Corps Focuses on Protecting Marine Life During Miami Harbor Deepening


Miami Harbor is the U.S. Army Corps of Engineers’ first Florida port expansion project to deepen to 50-plus feet, employing some of the highest environmental protection protocols outside of a designated National Marine Sanctuary. The Corps of Engineers works daily with its contractor and multiple federal, state and local agencies to help ensure the health of the Miami Harbor and surrounding environment is preserved throughout construction.

The Miami Harbor is an active Federal Navigation Channel supporting general cargo, consumer goods, and other commercial trade internationally. This channel has been an active port since 1911 and was dredged many times throughout its 100-year history.  Both the near-shore and off-shore coral reef habitats, as well as the inner bay seagrass habitats, remain resilient and hardy to the naturally dynamic channel environment and to the temporary influences of historical dredging events.

The Corps anticipates the same resiliency of adjacent habitats, and continues to monitor these resources very closely with additional environmental protections and management strategies in place.

The Corps is using the best science, engineering and technologies available to construct this nationally significant project.  For example, Dr. Mark Fonseca is a world-renowned expert on seagrass restoration and is the senior ecologist implementing the project’s seagrass mitigation plan.

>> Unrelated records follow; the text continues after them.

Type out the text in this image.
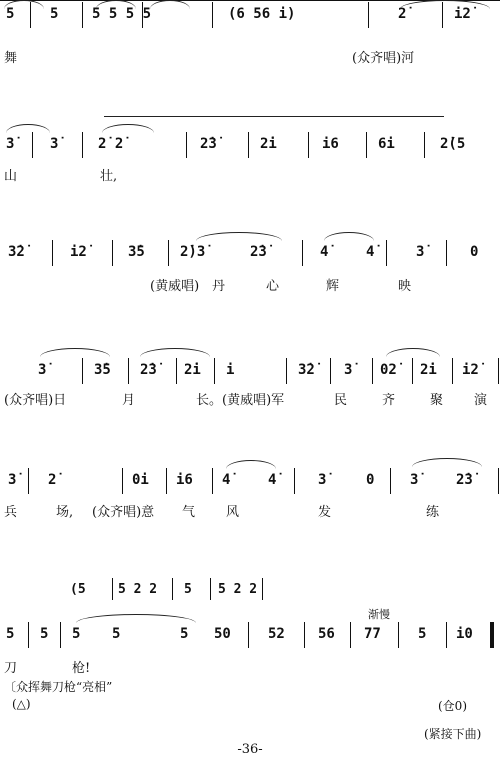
5	5 5 5 5 5	(6 56 i)	2̇	i2̇
舞	(众齐唱)河
3̇	3̇	2̇ 2̇	2̇3̇	2̇i	i6	6i	2̇(5
山	壮,
3̇2̇	i2̇	3̇5	2̇)3̇	2̇3̇	4̇	4̇	3̇	0
(黄威唱) 丹	心	辉	映
3̇	3̇5 2̇3̇ 2̇i i	3̇2̇ 3̇ 02̇ 2̇i i2̇
(众齐唱)日	月	长。(黄威唱)军	民	齐	聚 演
3̇ 2̇	0i i6 4̇	4̇	3̇	0	3̇	2̇3̇
兵	场, (众齐唱)意 气 风	发	练
(5 5 2 2 5 5 2 2
渐慢
5 5 5 5	5 50	52 56 77	5 i0
刀	枪!
〔众挥舞刀枪“亮相”
(△)	(仓0)
(紧接下曲)
-36-
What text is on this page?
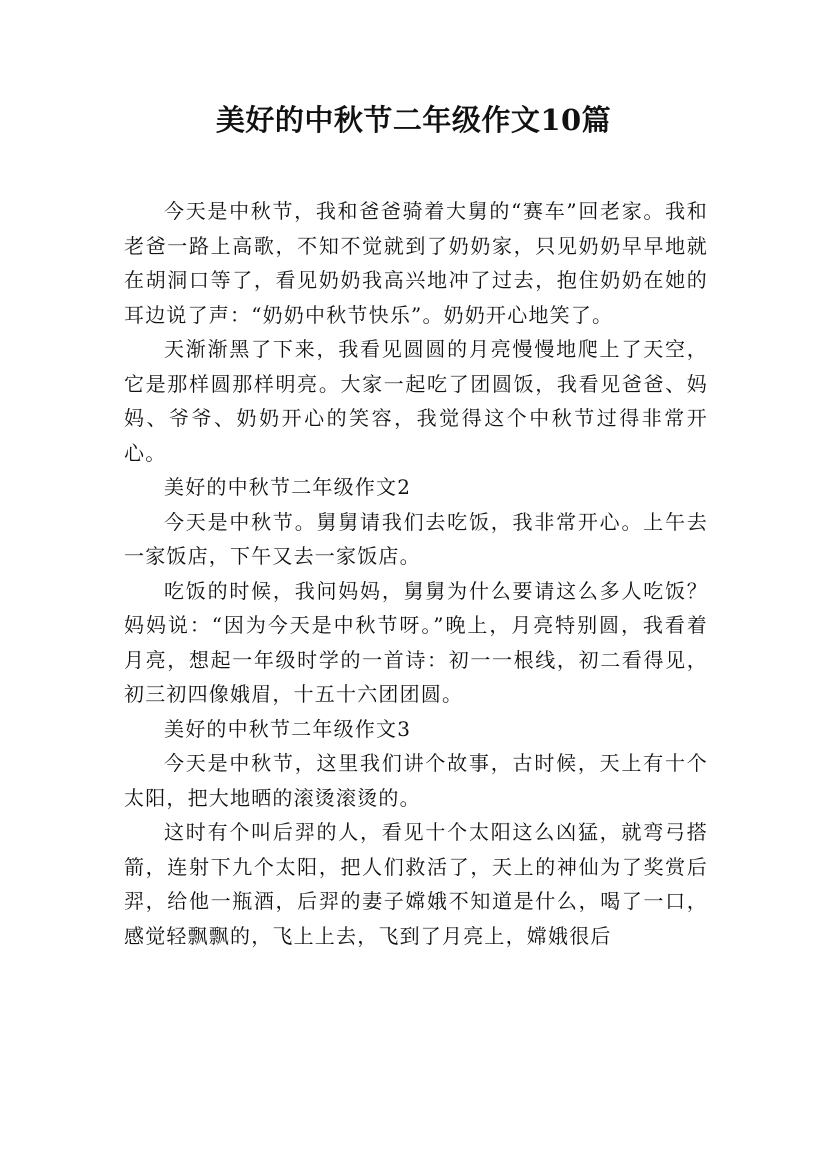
美好的中秋节二年级作文10篇

今天是中秋节，我和爸爸骑着大舅的“赛车”回老家。我和老爸一路上高歌，不知不觉就到了奶奶家，只见奶奶早早地就在胡洞口等了，看见奶奶我高兴地冲了过去，抱住奶奶在她的耳边说了声：“奶奶中秋节快乐”。奶奶开心地笑了。

天渐渐黑了下来，我看见圆圆的月亮慢慢地爬上了天空，它是那样圆那样明亮。大家一起吃了团圆饭，我看见爸爸、妈妈、爷爷、奶奶开心的笑容，我觉得这个中秋节过得非常开心。

美好的中秋节二年级作文2

今天是中秋节。舅舅请我们去吃饭，我非常开心。上午去一家饭店，下午又去一家饭店。

吃饭的时候，我问妈妈，舅舅为什么要请这么多人吃饭？妈妈说：“因为今天是中秋节呀。”晚上，月亮特别圆，我看着月亮，想起一年级时学的一首诗：初一一根线，初二看得见，初三初四像娥眉，十五十六团团圆。

美好的中秋节二年级作文3

今天是中秋节，这里我们讲个故事，古时候，天上有十个太阳，把大地晒的滚烫滚烫的。

这时有个叫后羿的人，看见十个太阳这么凶猛，就弯弓搭箭，连射下九个太阳，把人们救活了，天上的神仙为了奖赏后羿，给他一瓶酒，后羿的妻子嫦娥不知道是什么，喝了一口，感觉轻飘飘的，飞上上去，飞到了月亮上，嫦娥很后
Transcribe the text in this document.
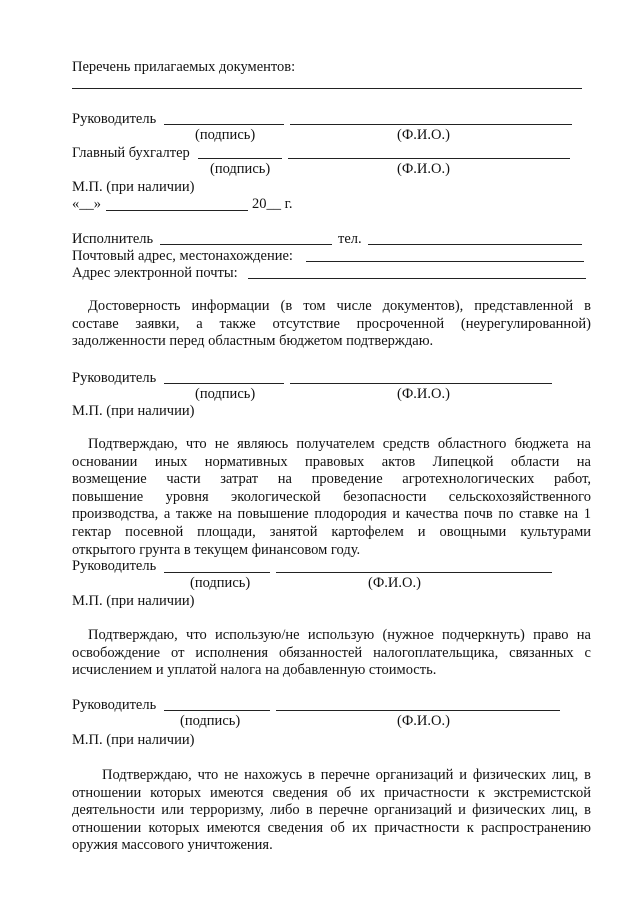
Перечень прилагаемых документов:
Руководитель
(подпись)	(Ф.И.О.)
Главный бухгалтер
(подпись)	(Ф.И.О.)
М.П. (при наличии)
«__»	20__ г.
Исполнитель	тел.
Почтовый адрес, местонахождение:
Адрес электронной почты:
Достоверность информации (в том числе документов), представленной в
составе заявки, а также отсутствие просроченной (неурегулированной)
задолженности перед областным бюджетом подтверждаю.
Руководитель
(подпись)	(Ф.И.О.)
М.П. (при наличии)
Подтверждаю, что не являюсь получателем средств областного бюджета на
основании иных нормативных правовых актов Липецкой области на
возмещение части затрат на проведение агротехнологических работ,
повышение уровня экологической безопасности сельскохозяйственного
производства, а также на повышение плодородия и качества почв по ставке на 1
гектар посевной площади, занятой картофелем и овощными культурами
открытого грунта в текущем финансовом году.
Руководитель
(подпись)	(Ф.И.О.)
М.П. (при наличии)
Подтверждаю, что использую/не использую (нужное подчеркнуть) право на
освобождение от исполнения обязанностей налогоплательщика, связанных с
исчислением и уплатой налога на добавленную стоимость.
Руководитель
(подпись)	(Ф.И.О.)
М.П. (при наличии)
Подтверждаю, что не нахожусь в перечне организаций и физических лиц, в
отношении которых имеются сведения об их причастности к экстремистской
деятельности или терроризму, либо в перечне организаций и физических лиц, в
отношении которых имеются сведения об их причастности к распространению
оружия массового уничтожения.
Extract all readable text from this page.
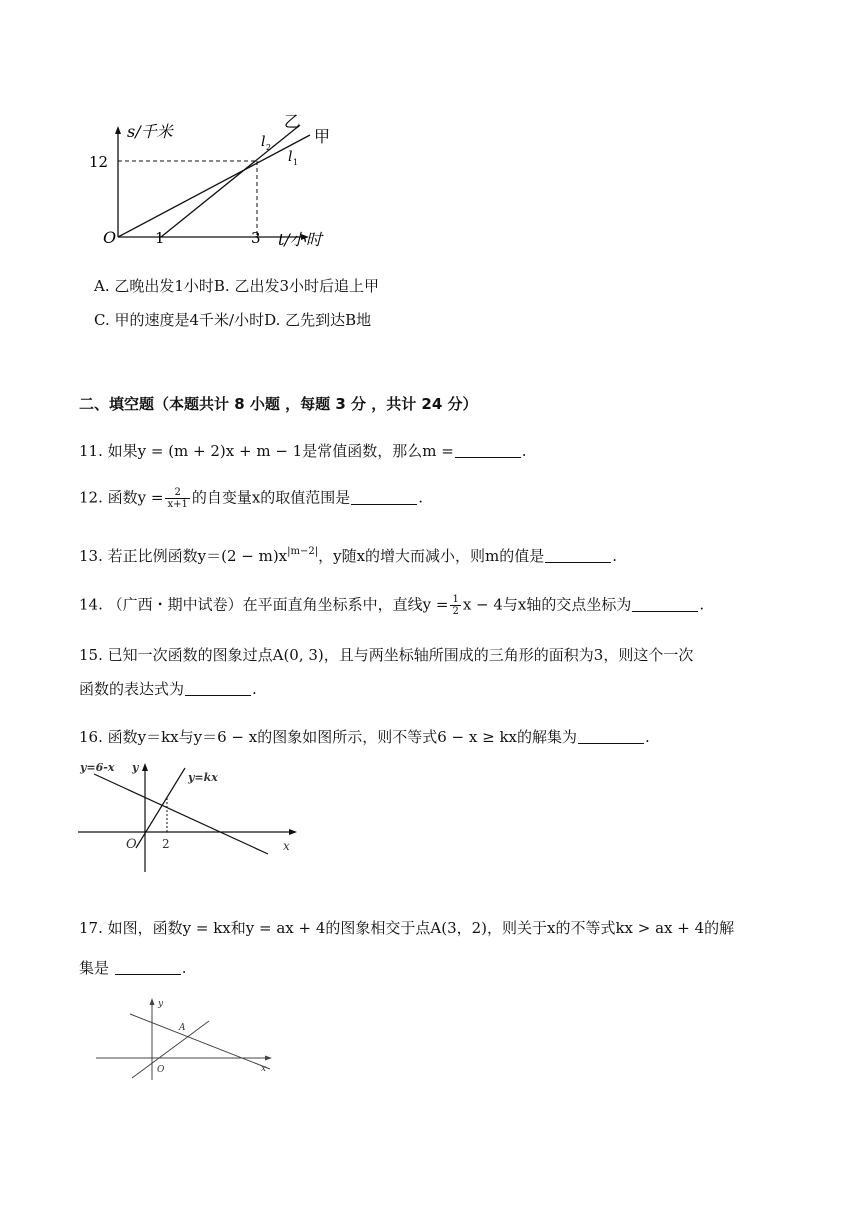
s/千米
12
O	1	3 t/小时
l 2
l 1
乙
甲
A. 乙晚出发1小时B. 乙出发3小时后追上甲
C. 甲的速度是4千米/小时D. 乙先到达B地
二、填空题（本题共计 8 小题 ，每题 3 分 ，共计 24 分）
11. 如果y = (m + 2)x + m − 1是常值函数，那么m =	.
12. 函数$y = \frac{2}{x+1}$ 的自变量x的取值范围是	.
13. 若正比例函数$y=(2 - m)x^{|m-2|}$，y随x的增大而减小，则m的值是	.
14. （广西・期中试卷）在平面直角坐标系中，直线$y = \frac{1}{2}$ x − 4与x轴的交点坐标为	.
15. 已知一次函数的图象过点A(0, 3)，且与两坐标轴所围成的三角形的面积为3，则这个一次
函数的表达式为	.
16. 函数y＝kx与y＝6 − x的图象如图所示，则不等式6 − x ≥ kx的解集为	.
y=6-x
y=kx
y
x
O 2
17. 如图，函数y = kx和y = ax + 4的图象相交于点A(3，2)，则关于x的不等式kx > ax + 4的解
集是	.
y
x
O
A
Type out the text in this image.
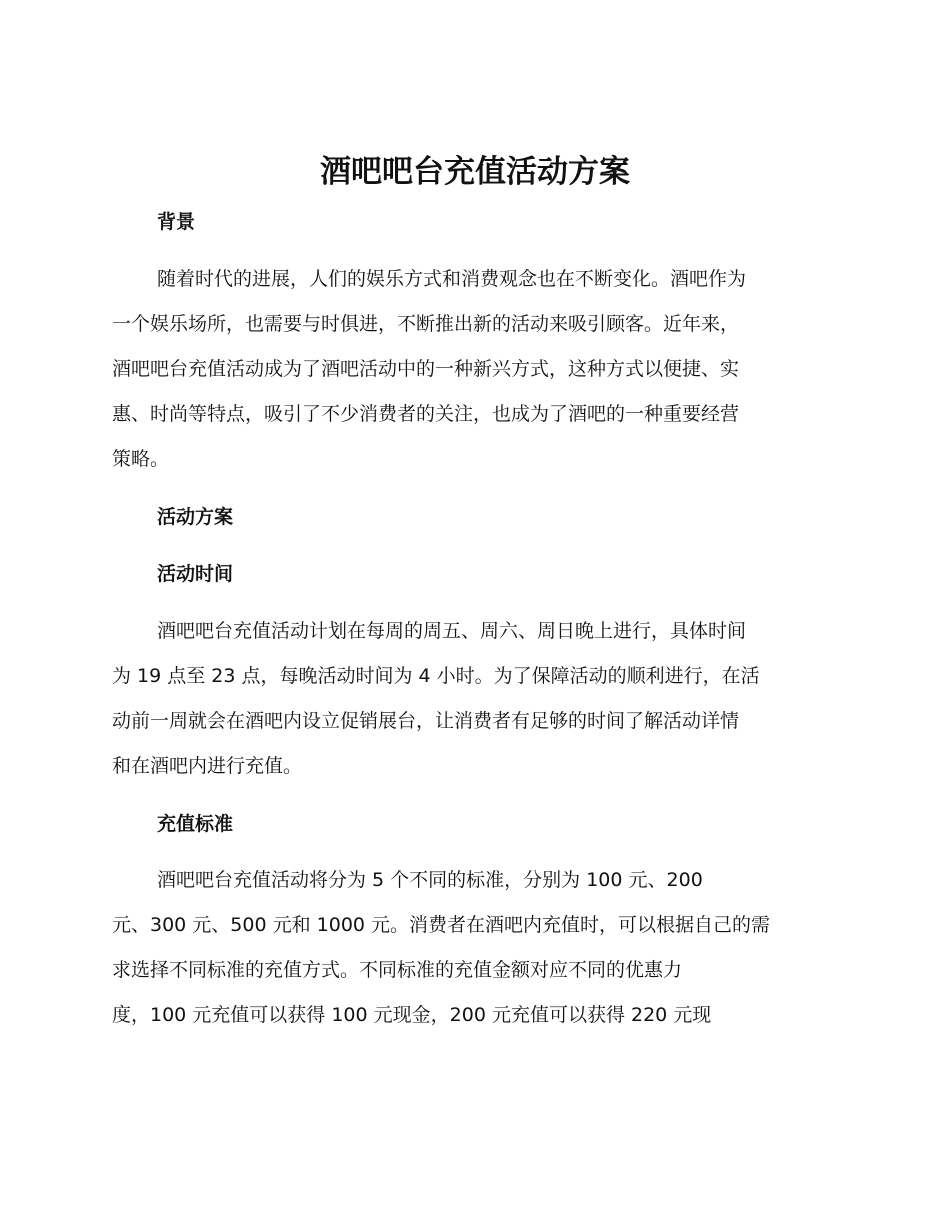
酒吧吧台充值活动方案
背景

随着时代的进展，人们的娱乐方式和消费观念也在不断变化。酒吧作为
一个娱乐场所，也需要与时俱进，不断推出新的活动来吸引顾客。近年来，
酒吧吧台充值活动成为了酒吧活动中的一种新兴方式，这种方式以便捷、实
惠、时尚等特点，吸引了不少消费者的关注，也成为了酒吧的一种重要经营
策略。

活动方案
活动时间

酒吧吧台充值活动计划在每周的周五、周六、周日晚上进行，具体时间
为 19 点至 23 点，每晚活动时间为 4 小时。为了保障活动的顺利进行，在活
动前一周就会在酒吧内设立促销展台，让消费者有足够的时间了解活动详情
和在酒吧内进行充值。

充值标准

酒吧吧台充值活动将分为 5 个不同的标准，分别为 100 元、200
元、300 元、500 元和 1000 元。消费者在酒吧内充值时，可以根据自己的需
求选择不同标准的充值方式。不同标准的充值金额对应不同的优惠力
度，100 元充值可以获得 100 元现金，200 元充值可以获得 220 元现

The Corps’ contractor, Great Lakes Dredge and Dock, LLC., implements adaptive dredging management strategies to minimize sediment input into the system during removal of nearly five million cubic yards of material. These strategies include actions that are taken to prevent unintended impacts. In addition, turbidity levels are measured every four hours during dredging operations to help ensure there are no violations of Florida’s permitted water quality levels, which are in place to protect the marine environment.

The Corps’ contractor has relocated approximately 1,000 healthy corals from the edge of the channel prior to dredging and built artificial coral reefs.  In addition, 38 threatened staghorn coral colonies adjacent to the channel were relocated outside of the potential impact area. Fragments from these colonies were also collected and transported to a nursery at the University of Miami’s Rosenstiel School of Marine and Atmospheric Science to preserve genetic material that aids in the recovery of the species.

The Corps recognizes that modernizing the country’s infrastructure in an environmentally sustainable manner is essential to the nation. Engineers and scientists are working hard to ensure this and that the Miami Harbor remains a vital part of the global marketplace.